The supply of labour is clearly far more than the supply of jobs, says Radhicka Kapoor, an economist at the Indian Council for Research on International Economic Relations. “Despite a growing economy, only a very niche group in India gets the jobs it wants. It’s a very disturbing trend,” she says.
And when the persistent problem of limited jobs meets India’s already existing cleavages of caste and local versus migrant, it creates a potent mix of resentment. In Manesar and Dharuhera, for example, the low-paid contract workforce is largely dominated by migrants or socially backward groups. “The dominant landed castes won’t take jobs that often pay just₹8000-10,000 a month,” says Mohammed Yamil, 35, who works at a dye-making unit. But they do want jobs that match their status, since jobs are, after all, available for the “others”, Yamil adds, referring to migrants.
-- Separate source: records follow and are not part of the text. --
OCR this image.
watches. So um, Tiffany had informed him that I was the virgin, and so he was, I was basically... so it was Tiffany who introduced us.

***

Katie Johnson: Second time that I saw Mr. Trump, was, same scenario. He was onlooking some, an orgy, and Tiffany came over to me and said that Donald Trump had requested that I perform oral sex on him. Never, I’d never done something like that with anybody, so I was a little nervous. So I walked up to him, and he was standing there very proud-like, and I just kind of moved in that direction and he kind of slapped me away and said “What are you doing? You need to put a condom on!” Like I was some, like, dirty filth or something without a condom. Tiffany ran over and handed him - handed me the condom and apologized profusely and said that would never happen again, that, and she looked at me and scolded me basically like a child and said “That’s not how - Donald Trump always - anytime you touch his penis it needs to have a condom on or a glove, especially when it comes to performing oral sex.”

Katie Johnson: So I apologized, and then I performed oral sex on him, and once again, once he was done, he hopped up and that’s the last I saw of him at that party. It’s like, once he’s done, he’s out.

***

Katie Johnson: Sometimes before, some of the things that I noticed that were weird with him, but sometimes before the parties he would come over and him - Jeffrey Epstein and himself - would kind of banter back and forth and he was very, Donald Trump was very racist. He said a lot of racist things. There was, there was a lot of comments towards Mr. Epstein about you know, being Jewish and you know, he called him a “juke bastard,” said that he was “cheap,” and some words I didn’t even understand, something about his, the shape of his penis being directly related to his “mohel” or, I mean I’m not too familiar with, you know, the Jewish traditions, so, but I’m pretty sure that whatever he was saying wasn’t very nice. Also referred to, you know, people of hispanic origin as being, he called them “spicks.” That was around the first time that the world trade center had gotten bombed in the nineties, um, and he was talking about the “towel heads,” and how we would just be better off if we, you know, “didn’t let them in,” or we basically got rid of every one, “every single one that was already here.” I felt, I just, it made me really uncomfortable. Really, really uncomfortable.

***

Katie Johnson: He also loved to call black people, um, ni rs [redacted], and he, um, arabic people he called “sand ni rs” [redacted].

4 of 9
Although the primary economic activity in the surrounding villages is renting out cramped row houses to the temporary workers at steep rates, there is a growing clamour for salaried jobs. “If our children have passed only Class XI, they should be given a job that matches that qualification,” says Ramesh Yadav, 55, who grew up in Manesar village. “A lot has changed in this region in the last 10 years, but the problem of unemployment has not changed at all.”
Between 2000 and 2015, nearly a third of India’s new manufacturing jobs were created in just three states—Haryana, Maharashtra and Gujarat. They also happen to be sites of intense stirs demanding fresh quotas in government jobs. On Friday, cabinet minister Arun Jaitley waded into the jobs debate, tweeting that if enough jobs weren’t being created, as alleged, “there should have been great social unrest”. “In Gujarat, there is certainly a perception among the Patels that others are getting jobs [even if low paying] and we are not,” says Indira Hirway, director and professor of economics at the Centre for Development Alternatives in Ahmedabad. “India has no option but to create a large number of good quality jobs if it wants to put a lid on social tension.”
Caught up in this cycle of low-wage contract work that is taken up largely by vulnerable groups with few other options, India seriously requires a broad strategy on job creation that comes with a set of smart new labour regulations, says Amit Basole, an economist and labour market researcher at Azim Premji University. “As an economy, we have started believing that we can’t afford well-paid people. We need to wake up to the well-documented negative effects of inequality on our society and democracy,” he says. Whether that happens depends on how fast governments start recognizing that there is a problem, to begin with.
Meanwhile, scores of young men and women will continue to take up jobs they deeply dislike. And they would be the lucky ones, as official job surveys that the present government has tried to suppress indicate that even open unemployment is rising in the aftermath of demonetization.
In any case, for many, the distinction between having a job and not having one is rather fine. Rajesh Gujjar, 22, whose first job began in mid-January, already wants to quit. After completing a polytechnic diploma from Bhilwara in Rajasthan, he recently began installing car doors on Maruti’s assembly line as a temporary worker. “My friends tell me a railways job is better. Here, you run around for six months and, in the end, there’s nothing left,” he says. “I might as well go back home and study till my parents have money. Phir dhekte hain (We’ll see after that).”